Irrigation Interval Before Harvest

How close to harvest can you irrigate? I live in SD and my vines are totally dependent upon summer irrigation. Problem is that I have 7 year old vines on the same irrigation circuit as vines I put in this spring, the latter being much less dry tolerant. Have you had any problems with bursting grapes with late irrigation? I would assume that quantity of water in late irrigation of bearing vines would be a factor. Thanks in advance for your help.

Hi Bruce-

Rather than publicly opening Pandora’s box in regards to vine irrigation during harvest, I sent you a PM instead.

Ryan

Hi Ryan,

I didn’t get the PM. Could you please resend?

Thanks

Oh, Come ON! This is the place for Pandora’s Box’s to be opened freely to let blossom! Let 'er rip!

Matthew, I’d rather be [popcorn.gif] than [suicide.gif] , and I definitely don’t want to be considered this: [foilhat.gif]

However, for those interested in peer-reviewed research on the matter, check out Dr. Markus Keller’s (WSU) work at this link:

Enjoy (if you’re the academic type that digs this sort of thing)!
Ryan

There are so many variables regarding this subject, to make any one comment as true for all would be ridiculous. Heavier soils require less irrigation. Rocky, well drained or shallow soils require more irrigation(generally speaking). If you are holding back on water and your canopies are crashing or struggling hard, the lack of irrigation is, more than likely, detrimental to wine quality. If you are watering just to keep your yields up, or just to keep that struggling section of the row healthy, that can be detrimental as well. There is no one approach fits all. It totally depends on the climate, soil, variety, trellis system, crop load, exposure- you get the point.

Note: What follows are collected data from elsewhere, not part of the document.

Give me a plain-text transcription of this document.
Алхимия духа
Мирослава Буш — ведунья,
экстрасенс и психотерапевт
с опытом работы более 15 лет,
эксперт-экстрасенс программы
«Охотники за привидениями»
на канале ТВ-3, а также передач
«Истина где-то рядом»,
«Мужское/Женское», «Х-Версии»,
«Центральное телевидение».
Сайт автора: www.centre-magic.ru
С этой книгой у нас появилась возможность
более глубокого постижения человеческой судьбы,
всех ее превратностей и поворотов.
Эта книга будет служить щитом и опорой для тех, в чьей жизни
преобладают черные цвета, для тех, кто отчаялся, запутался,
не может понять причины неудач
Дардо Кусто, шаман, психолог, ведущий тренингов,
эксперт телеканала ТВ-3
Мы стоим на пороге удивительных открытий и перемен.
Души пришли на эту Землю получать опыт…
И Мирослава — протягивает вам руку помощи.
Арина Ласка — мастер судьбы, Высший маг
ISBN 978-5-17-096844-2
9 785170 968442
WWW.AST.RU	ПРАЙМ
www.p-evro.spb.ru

For your situation, Bruce, I would put a valve where the new vines end and the old ones begin and continue to irrigate the youngsters through the fall. You don’t have to worry about frost killing green growth at the end of the season, so just taper back your irrigation from here on out and you’ll be fine. If your manifold is on the side of the older vines, I have(in the past) installed another manifold on the opposite side. Costly, yes, but it can be worth the work/investment and will allow for better control/fine tuning in the end.
John

We realized we needed to irrigate the bottom of our vineyard more often than the top. (The rows run downslope.)

We ran an additional drip line down each row with the emitters not starting until in the area we needed additional irrigation. Simple control valves at the top of each row control which line gets the water – the whole row or just the bottom.